Book This Is Ear Hustle

Download or read book This Is Ear Hustle written by Nigel Poor and published by Crown. This book was released on 2022-08-30 with total page 321 pages. Available in PDF, EPUB and Kindle. Book excerpt: A “profound, sometimes hilarious, often heartbreaking” (The New York Times) view of prison life, as told by currently and formerly incarcerated people, from the co-creators and co-hosts of the Peabody- and Pulitzer-nominated podcast Ear Hustle “A must-read for fans of the legendary podcast and all those who seek to understand crime, punishment, and mass incarceration in America.”—Piper Kerman, author of Orange Is the New Black When Nigel Poor and Earlonne Woods met, Nigel was a photography professor volunteering with the Prison University Project and Earlonne was serving thirty-one years to life at California’s San Quentin State Prison. Initially drawn to each other by their shared interest in storytelling, neither had podcast production experience when they decided to enter Radiotopia’s contest for new shows . . . and won. Using the prize for seed money, Nigel and Earlonne launched Ear Hustle, named after the prison term for “eavesdropping.” It was the first podcast created and produced entirely within prison and would go on to be heard millions of times worldwide, garner Peabody and Pulitzer award nominations, and help earn Earlonne his freedom when his sentence was commuted in 2018. In This Is Ear Hustle, Nigel and Earlonne share their own stories of how they came to San Quentin, how they created their phenomenally popular podcast amid extreme limitations, and what has kept them collaborating season after season.

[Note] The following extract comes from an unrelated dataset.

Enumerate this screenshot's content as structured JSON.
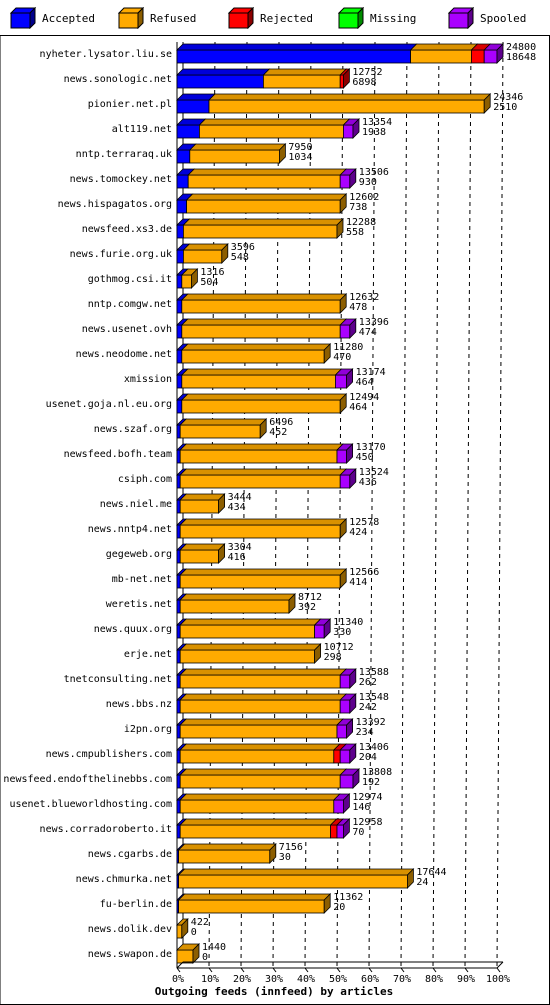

They present new stories, all with the same insight, balance, and rapport that distinguish the podcast. In an era when more than two million people are incarcerated across the United States—a number that grows by 600,000 annually—Nigel and Earlonne explore the full and often surprising realities of prison life. With characteristic candor and humor, their moving portrayals include unexpected moments of self-discovery, unlikely alliances, inspirational resilience, and ingenious work-arounds. One personal narrative at a time, framed by Nigel’s and Earlonne’s distinct perspectives, This Is Ear Hustle reveals the complexity of life for incarcerated and formerly incarcerated people while illuminating the shared experiences of humanity that unite us all.